Let’s talk about the word DIET.
Simply meaning, “food that a person habitually eats.” The word, and the meaning behind it, is harmless.
Where we really get in trouble with the word "diet" is applying it to support an illusive ideal set by an external source.
Cultural standards of beauty coupled with deteriorating food systems have lead us away from what should be a very intuitive relationship with food.
Overcoming diet culture is not about ditching caring about how we eat. It is, however, about embracing the body we each have as the unique, living and breathing, being of nature that it is.
For decades, diets have been a direct route to conformity. Many of us have walked this path countless times. It's created a lot of confusion about what we should actually be eating and caused distrust to form between mind and body. Breaking the diet cycle isn't just about walking in a different direction, it is about remembering the ability we once had to fully listen to the body.
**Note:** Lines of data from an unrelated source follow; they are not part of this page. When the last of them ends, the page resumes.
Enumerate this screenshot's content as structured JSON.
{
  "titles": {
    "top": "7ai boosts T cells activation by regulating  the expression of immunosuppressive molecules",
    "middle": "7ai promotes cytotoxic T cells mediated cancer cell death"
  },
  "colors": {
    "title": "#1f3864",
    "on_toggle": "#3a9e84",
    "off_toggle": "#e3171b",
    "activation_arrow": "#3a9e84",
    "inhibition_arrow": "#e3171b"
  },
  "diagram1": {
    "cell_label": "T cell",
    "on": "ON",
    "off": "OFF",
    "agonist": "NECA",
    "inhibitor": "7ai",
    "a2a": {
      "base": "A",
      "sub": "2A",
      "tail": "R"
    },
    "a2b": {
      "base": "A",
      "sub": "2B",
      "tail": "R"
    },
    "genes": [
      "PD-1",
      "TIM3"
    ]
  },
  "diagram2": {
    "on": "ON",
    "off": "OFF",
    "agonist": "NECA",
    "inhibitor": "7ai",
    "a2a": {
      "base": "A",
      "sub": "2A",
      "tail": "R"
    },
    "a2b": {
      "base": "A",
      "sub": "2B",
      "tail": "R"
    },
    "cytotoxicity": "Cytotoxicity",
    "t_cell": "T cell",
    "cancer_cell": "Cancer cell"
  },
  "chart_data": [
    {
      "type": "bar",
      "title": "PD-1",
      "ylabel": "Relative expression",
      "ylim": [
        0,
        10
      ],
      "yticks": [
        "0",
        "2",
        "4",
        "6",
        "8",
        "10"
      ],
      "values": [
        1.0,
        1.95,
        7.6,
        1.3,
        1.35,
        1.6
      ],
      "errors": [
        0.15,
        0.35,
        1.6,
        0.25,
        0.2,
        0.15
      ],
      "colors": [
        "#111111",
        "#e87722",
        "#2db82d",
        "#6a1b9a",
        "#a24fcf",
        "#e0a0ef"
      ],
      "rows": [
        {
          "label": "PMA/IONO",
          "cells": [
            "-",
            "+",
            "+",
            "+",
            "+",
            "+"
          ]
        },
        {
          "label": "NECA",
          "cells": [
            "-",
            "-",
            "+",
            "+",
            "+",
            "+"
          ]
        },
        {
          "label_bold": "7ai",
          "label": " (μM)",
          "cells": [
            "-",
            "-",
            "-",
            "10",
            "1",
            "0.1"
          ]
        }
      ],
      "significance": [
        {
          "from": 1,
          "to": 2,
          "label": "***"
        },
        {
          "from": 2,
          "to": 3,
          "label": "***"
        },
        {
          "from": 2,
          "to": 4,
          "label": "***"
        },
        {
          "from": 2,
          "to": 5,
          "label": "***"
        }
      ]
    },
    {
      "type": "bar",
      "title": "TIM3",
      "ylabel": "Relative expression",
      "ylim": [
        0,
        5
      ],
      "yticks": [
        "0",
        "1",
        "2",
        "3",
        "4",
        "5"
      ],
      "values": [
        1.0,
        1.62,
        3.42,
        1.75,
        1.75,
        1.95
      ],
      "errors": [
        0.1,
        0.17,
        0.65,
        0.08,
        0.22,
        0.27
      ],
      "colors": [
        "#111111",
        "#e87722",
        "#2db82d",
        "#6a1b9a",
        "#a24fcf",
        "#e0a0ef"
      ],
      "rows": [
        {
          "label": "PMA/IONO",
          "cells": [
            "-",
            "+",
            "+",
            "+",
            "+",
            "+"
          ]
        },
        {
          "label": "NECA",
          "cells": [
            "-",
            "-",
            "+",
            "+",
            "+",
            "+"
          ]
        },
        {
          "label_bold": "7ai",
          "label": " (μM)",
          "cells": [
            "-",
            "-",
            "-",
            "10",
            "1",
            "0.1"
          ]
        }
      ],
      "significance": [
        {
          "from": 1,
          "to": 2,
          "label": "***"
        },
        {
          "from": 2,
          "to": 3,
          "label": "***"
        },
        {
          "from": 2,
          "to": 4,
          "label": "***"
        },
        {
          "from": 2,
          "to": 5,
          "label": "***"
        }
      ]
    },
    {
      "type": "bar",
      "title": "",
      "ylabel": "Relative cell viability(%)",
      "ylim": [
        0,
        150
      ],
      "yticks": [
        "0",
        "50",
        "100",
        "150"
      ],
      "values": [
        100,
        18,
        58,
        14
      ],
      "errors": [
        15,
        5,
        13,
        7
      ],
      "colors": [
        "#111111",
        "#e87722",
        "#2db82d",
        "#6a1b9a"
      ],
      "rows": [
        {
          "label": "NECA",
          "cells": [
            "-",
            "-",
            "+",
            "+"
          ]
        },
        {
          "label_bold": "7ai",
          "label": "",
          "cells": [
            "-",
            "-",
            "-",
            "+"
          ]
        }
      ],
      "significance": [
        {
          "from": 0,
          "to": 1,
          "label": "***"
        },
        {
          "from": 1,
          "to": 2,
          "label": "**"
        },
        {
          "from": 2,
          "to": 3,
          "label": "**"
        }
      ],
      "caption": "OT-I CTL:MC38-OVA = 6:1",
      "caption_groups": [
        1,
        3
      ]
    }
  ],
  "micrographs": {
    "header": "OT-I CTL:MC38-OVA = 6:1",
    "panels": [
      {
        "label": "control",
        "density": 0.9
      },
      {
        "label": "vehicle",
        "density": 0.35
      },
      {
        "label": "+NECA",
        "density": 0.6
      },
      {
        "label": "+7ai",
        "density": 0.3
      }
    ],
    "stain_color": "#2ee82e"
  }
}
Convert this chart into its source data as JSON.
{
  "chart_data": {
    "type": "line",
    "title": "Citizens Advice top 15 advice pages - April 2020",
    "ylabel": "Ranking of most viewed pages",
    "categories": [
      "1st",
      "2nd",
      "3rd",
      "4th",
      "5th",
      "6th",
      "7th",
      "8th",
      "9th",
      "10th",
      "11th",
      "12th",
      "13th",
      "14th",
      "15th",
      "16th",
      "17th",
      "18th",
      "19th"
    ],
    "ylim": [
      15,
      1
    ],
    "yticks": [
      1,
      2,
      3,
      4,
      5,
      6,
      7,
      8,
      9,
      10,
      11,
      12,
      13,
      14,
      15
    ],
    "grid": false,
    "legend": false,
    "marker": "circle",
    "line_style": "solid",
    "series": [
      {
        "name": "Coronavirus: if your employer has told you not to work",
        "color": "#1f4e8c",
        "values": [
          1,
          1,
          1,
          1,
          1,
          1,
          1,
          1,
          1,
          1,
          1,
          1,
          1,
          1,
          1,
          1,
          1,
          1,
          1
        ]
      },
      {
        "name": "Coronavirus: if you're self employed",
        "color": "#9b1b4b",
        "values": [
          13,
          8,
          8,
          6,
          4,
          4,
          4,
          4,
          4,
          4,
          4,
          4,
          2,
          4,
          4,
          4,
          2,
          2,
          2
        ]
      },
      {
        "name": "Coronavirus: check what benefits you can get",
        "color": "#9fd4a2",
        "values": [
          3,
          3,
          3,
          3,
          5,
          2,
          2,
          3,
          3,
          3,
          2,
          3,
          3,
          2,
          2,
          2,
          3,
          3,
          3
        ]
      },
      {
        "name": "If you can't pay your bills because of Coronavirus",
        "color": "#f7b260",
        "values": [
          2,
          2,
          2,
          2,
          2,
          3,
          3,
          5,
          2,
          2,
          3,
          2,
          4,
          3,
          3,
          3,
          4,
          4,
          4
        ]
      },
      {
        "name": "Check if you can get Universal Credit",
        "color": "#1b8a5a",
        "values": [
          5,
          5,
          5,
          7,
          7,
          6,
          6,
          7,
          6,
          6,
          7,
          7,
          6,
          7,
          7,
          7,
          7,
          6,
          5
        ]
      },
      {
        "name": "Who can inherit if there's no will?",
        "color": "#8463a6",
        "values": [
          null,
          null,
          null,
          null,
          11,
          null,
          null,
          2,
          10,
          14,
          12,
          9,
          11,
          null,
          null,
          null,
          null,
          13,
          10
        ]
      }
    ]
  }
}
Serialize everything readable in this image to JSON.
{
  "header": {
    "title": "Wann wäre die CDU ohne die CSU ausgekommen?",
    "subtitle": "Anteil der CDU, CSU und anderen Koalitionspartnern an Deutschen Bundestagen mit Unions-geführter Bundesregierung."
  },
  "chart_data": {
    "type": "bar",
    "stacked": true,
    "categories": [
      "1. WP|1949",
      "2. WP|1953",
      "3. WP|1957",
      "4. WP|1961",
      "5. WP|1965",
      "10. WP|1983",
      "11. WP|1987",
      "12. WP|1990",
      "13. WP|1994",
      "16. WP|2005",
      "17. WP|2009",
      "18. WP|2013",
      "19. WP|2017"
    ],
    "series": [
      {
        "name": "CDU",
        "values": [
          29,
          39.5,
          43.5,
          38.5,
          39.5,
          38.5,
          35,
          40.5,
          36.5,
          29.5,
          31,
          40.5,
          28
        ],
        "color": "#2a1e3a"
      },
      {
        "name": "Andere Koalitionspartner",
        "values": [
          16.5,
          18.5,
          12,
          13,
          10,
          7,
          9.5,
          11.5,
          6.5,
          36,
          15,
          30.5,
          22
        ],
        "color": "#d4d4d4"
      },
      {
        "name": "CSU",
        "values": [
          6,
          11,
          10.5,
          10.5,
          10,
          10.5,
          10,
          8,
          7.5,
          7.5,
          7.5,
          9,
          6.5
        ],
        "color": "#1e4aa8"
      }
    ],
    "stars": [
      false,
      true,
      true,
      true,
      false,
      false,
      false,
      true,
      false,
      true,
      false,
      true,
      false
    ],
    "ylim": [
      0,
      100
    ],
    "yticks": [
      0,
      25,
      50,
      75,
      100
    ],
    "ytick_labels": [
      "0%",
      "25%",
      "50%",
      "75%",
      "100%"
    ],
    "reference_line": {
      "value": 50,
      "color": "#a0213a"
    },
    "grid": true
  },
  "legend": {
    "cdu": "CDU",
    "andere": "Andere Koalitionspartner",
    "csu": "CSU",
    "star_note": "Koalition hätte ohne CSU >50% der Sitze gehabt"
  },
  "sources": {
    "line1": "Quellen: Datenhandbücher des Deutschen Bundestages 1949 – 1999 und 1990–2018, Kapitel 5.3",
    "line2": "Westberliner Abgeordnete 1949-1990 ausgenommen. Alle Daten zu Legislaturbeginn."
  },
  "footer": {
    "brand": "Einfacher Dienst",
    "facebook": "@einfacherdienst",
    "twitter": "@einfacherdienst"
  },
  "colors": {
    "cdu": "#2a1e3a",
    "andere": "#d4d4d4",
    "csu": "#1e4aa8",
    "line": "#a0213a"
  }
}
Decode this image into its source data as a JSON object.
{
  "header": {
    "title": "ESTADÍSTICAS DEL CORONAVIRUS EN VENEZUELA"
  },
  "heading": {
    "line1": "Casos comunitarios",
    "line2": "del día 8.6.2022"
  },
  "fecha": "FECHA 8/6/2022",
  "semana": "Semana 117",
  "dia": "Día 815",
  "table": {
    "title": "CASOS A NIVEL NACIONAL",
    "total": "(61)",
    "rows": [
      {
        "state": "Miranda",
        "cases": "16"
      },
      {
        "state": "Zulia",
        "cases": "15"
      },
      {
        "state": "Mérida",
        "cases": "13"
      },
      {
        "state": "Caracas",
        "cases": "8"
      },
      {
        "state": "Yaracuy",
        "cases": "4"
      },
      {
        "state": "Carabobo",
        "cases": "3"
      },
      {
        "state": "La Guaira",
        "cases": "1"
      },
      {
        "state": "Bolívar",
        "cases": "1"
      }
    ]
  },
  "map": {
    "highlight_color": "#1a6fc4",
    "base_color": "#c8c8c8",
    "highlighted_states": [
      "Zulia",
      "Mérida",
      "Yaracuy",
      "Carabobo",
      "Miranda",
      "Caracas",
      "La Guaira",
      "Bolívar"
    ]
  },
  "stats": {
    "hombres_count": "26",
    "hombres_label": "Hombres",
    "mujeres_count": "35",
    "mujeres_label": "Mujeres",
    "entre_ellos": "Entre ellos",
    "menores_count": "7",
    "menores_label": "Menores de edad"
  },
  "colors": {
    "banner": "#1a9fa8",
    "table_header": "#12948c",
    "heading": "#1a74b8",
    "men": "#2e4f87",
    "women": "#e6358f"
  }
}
It's about returning to the deep well of wisdom that sits within each of us.
Being anti-diet has very little to do with what you do or do not eat. It has everything to do with cultivating trust with that inherent wisdom with which you were born when you came into this body at birth.
Here are my top 5 ways to begin doing that work:
Pay closer attention to what feels good to your body. How does it feel after you eat a certain food? How do the clothes you choose to wear feel? How does your body feel with the movement you offer it?
Take time to listen. We can’t know what our body needs if we aren’t paying attention. A couple deep breaths can quickly connect you with your inner voice and gut feeling.
Be creative in a way that is for nobody other than yourself, but simply for the shear pleasure of creating. This hones our connection with internal forms of inspiration.
Connect with the Earth. Living closely with the Earth body draws us into deeper connection with own bodies.
Stop betraying yourself. Each time you go against what you intuitively know is right for your body, you break trust. Likewise, each time you honor what your body needs, you build trust.